Based on the scientific evidence, specialized neurology care provision for stroke patients is not only a necessary and cost-effective facility but also a social demand (92). As such, for example in Spain, the Associations of Neurological Diseases and the Spanish Society of Neurology [Sociedad Española de Neurología] developed the ‘Madrid Declaration’ [Declaración de Madrid] in 2000, which proclaimed ‘the right of all citizens to receive attention by an expert with specialist competence in the different neurological pathologies, to have access to up-to-date diagnostic and therapeutic techniques, and to be attended to by specific interdisciplinary units in which they can obtain all the help necessary for their health problem, with guarantees of it being the best quality possible’ (93). More recently, the Defensor del Pueblo in his report on overcoming cerebral damage, recommended that the Health Authorities should emphasize the early and specialized care for stroke patients by creating specialized SUs to provide sufficient cover for the total population (94). A questionnaire conducted among 1713 stroke patients receiving attention in hospitals in the United Kingdom had a higher percentage of satisfaction with the language and communication skills of the carers, with the basic activities such as hygiene and alimentation, together with the planning of care, rehabilitation and physiotherapy at discharge from hospital as well as a greater confidence in the health-care personnel (95).

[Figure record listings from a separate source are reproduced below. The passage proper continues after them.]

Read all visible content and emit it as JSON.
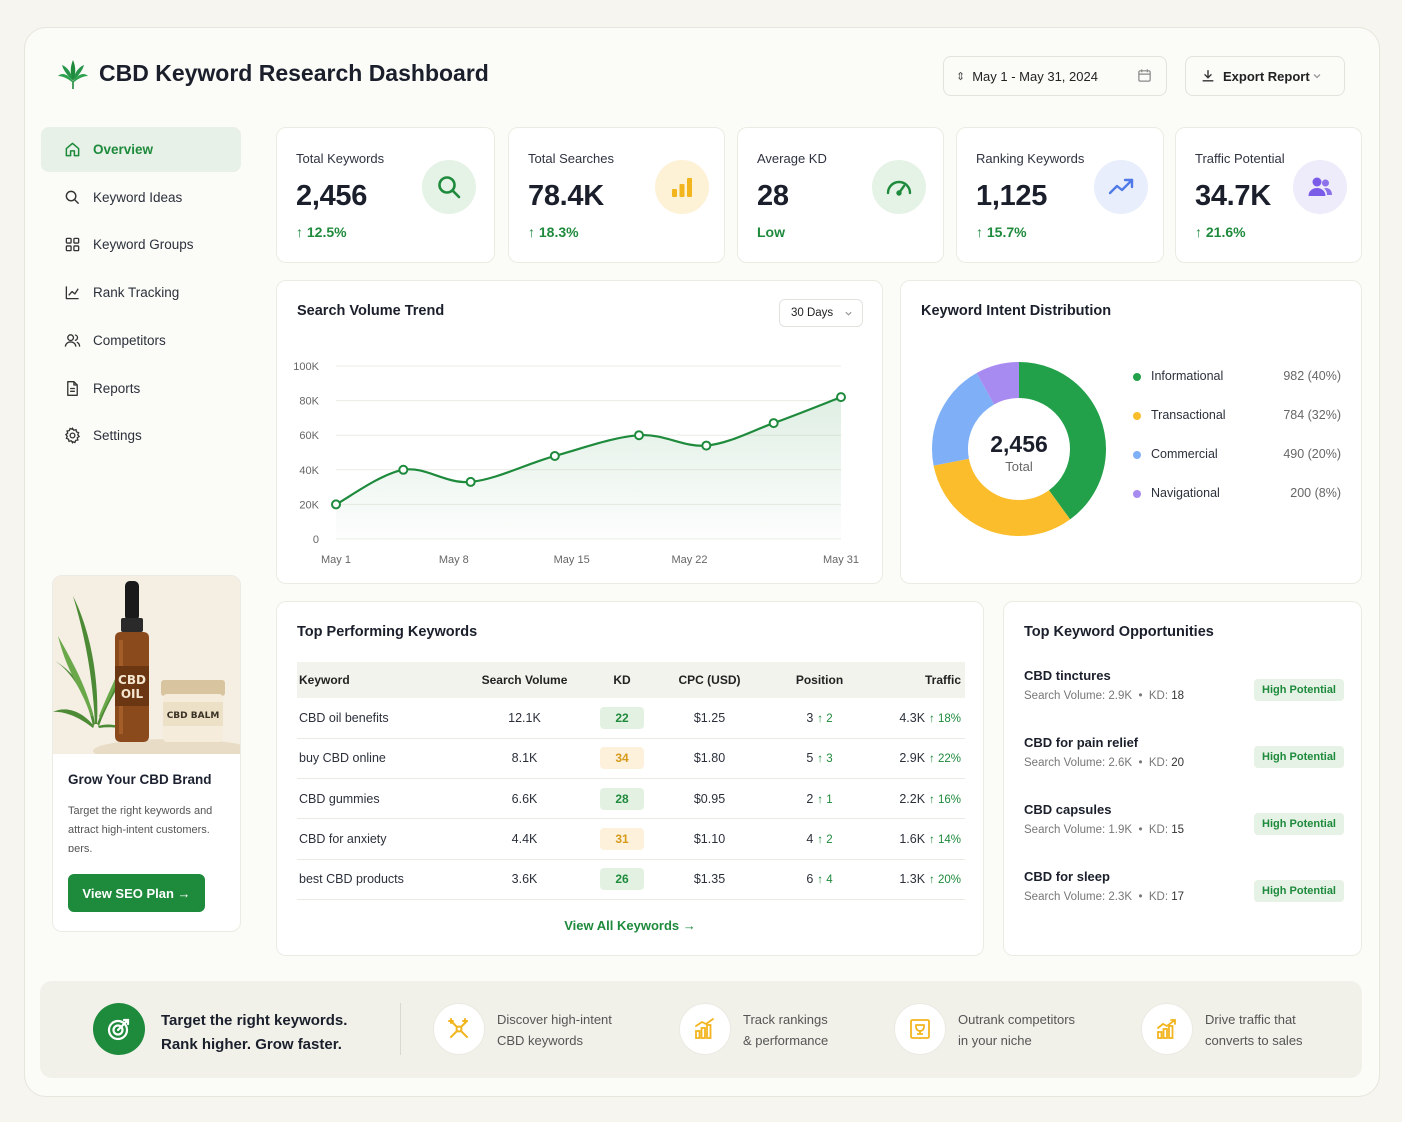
{
  "header": {
    "title": "CBD Keyword Research Dashboard",
    "date_range": "May 1 - May 31, 2024",
    "export_label": "Export Report"
  },
  "sidebar": {
    "items": [
      {
        "label": "Overview",
        "icon": "home-icon"
      },
      {
        "label": "Keyword Ideas",
        "icon": "search-icon"
      },
      {
        "label": "Keyword Groups",
        "icon": "grid-icon"
      },
      {
        "label": "Rank Tracking",
        "icon": "line-chart-icon"
      },
      {
        "label": "Competitors",
        "icon": "users-icon"
      },
      {
        "label": "Reports",
        "icon": "document-icon"
      },
      {
        "label": "Settings",
        "icon": "gear-icon"
      }
    ],
    "promo": {
      "oil_label_1": "CBD",
      "oil_label_2": "OIL",
      "balm_label": "CBD BALM",
      "title": "Grow Your CBD Brand",
      "text": "Target the right keywords and attract high-intent customers. ɒers.",
      "button": "View SEO Plan →"
    }
  },
  "stats": [
    {
      "label": "Total Keywords",
      "value": "2,456",
      "change": "↑ 12.5%",
      "icon": "search-icon",
      "accent": "#1e8a3c"
    },
    {
      "label": "Total Searches",
      "value": "78.4K",
      "change": "↑ 18.3%",
      "icon": "bar-chart-icon",
      "accent": "#f2b51e"
    },
    {
      "label": "Average KD",
      "value": "28",
      "change": "Low",
      "icon": "gauge-icon",
      "accent": "#1e8a3c"
    },
    {
      "label": "Ranking Keywords",
      "value": "1,125",
      "change": "↑ 15.7%",
      "icon": "trend-up-icon",
      "accent": "#4f7ae8"
    },
    {
      "label": "Traffic Potential",
      "value": "34.7K",
      "change": "↑ 21.6%",
      "icon": "users-icon",
      "accent": "#7b5ce8"
    }
  ],
  "trend": {
    "title": "Search Volume Trend",
    "range": "30 Days"
  },
  "chart_data": [
    {
      "type": "line",
      "title": "Search Volume Trend",
      "x_ticks": [
        "May 1",
        "May 8",
        "May 15",
        "May 22",
        "May 31"
      ],
      "y_ticks": [
        "100K",
        "80K",
        "60K",
        "40K",
        "20K",
        "0"
      ],
      "ylim": [
        0,
        100000
      ],
      "x": [
        1,
        5,
        9,
        14,
        19,
        23,
        27,
        31
      ],
      "series": [
        {
          "values": [
            20000,
            40000,
            33000,
            48000,
            60000,
            54000,
            67000,
            82000
          ]
        }
      ],
      "grid": true,
      "area_fill": true
    },
    {
      "type": "pie",
      "title": "Keyword Intent Distribution",
      "center_value": "2,456",
      "center_label": "Total",
      "categories": [
        "Informational",
        "Transactional",
        "Commercial",
        "Navigational"
      ],
      "values": [
        982,
        784,
        490,
        200
      ],
      "labels": [
        "982 (40%)",
        "784 (32%)",
        "490 (20%)",
        "200 (8%)"
      ],
      "colors": [
        "#22a04a",
        "#fbbd2b",
        "#7fb0f7",
        "#a88bf0"
      ],
      "legend": "right"
    }
  ],
  "keywords": {
    "title": "Top Performing Keywords",
    "columns": [
      "Keyword",
      "Search Volume",
      "KD",
      "CPC (USD)",
      "Position",
      "Traffic"
    ],
    "rows": [
      {
        "keyword": "CBD oil benefits",
        "volume": "12.1K",
        "kd": "22",
        "kd_level": "green",
        "cpc": "$1.25",
        "pos": "3",
        "pos_change": "↑ 2",
        "traffic": "4.3K",
        "traffic_change": "↑ 18%"
      },
      {
        "keyword": "buy CBD online",
        "volume": "8.1K",
        "kd": "34",
        "kd_level": "amber",
        "cpc": "$1.80",
        "pos": "5",
        "pos_change": "↑ 3",
        "traffic": "2.9K",
        "traffic_change": "↑ 22%"
      },
      {
        "keyword": "CBD gummies",
        "volume": "6.6K",
        "kd": "28",
        "kd_level": "green",
        "cpc": "$0.95",
        "pos": "2",
        "pos_change": "↑ 1",
        "traffic": "2.2K",
        "traffic_change": "↑ 16%"
      },
      {
        "keyword": "CBD for anxiety",
        "volume": "4.4K",
        "kd": "31",
        "kd_level": "amber",
        "cpc": "$1.10",
        "pos": "4",
        "pos_change": "↑ 2",
        "traffic": "1.6K",
        "traffic_change": "↑ 14%"
      },
      {
        "keyword": "best CBD products",
        "volume": "3.6K",
        "kd": "26",
        "kd_level": "green",
        "cpc": "$1.35",
        "pos": "6",
        "pos_change": "↑ 4",
        "traffic": "1.3K",
        "traffic_change": "↑ 20%"
      }
    ],
    "view_all": "View All Keywords →"
  },
  "opportunities": {
    "title": "Top Keyword Opportunities",
    "vol_label": "Search Volume:",
    "kd_label": "KD:",
    "items": [
      {
        "name": "CBD tinctures",
        "volume": "2.9K",
        "kd": "18",
        "badge": "High Potential"
      },
      {
        "name": "CBD for pain relief",
        "volume": "2.6K",
        "kd": "20",
        "badge": "High Potential"
      },
      {
        "name": "CBD capsules",
        "volume": "1.9K",
        "kd": "15",
        "badge": "High Potential"
      },
      {
        "name": "CBD for sleep",
        "volume": "2.3K",
        "kd": "17",
        "badge": "High Potential"
      }
    ]
  },
  "banner": {
    "line1": "Target the right keywords.",
    "line2": "Rank higher. Grow faster.",
    "features": [
      {
        "l1": "Discover high-intent",
        "l2": "CBD keywords",
        "icon": "target-cross-icon"
      },
      {
        "l1": "Track rankings",
        "l2": "& performance",
        "icon": "bar-chart-icon"
      },
      {
        "l1": "Outrank competitors",
        "l2": "in your niche",
        "icon": "trophy-frame-icon"
      },
      {
        "l1": "Drive traffic that",
        "l2": "converts to sales",
        "icon": "growth-chart-icon"
      }
    ]
  }
}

In summary, the SU is the most efficacious care organization model for acute stroke, even in comparison with STs. All patients suffering from a stroke can benefit from attention in the SU. These units are efficient and cost-effective, and consistent over the time period of their operation. When the community benefits of the different specific treatments for stroke such as aspirin and intravenous thrombolytic agents are considered, the SUs have a higher target population potential and a higher benefit in terms of numbers of deaths or dependencies avoided. As such, the SU is a necessary care-provision facility that is also cost-effective.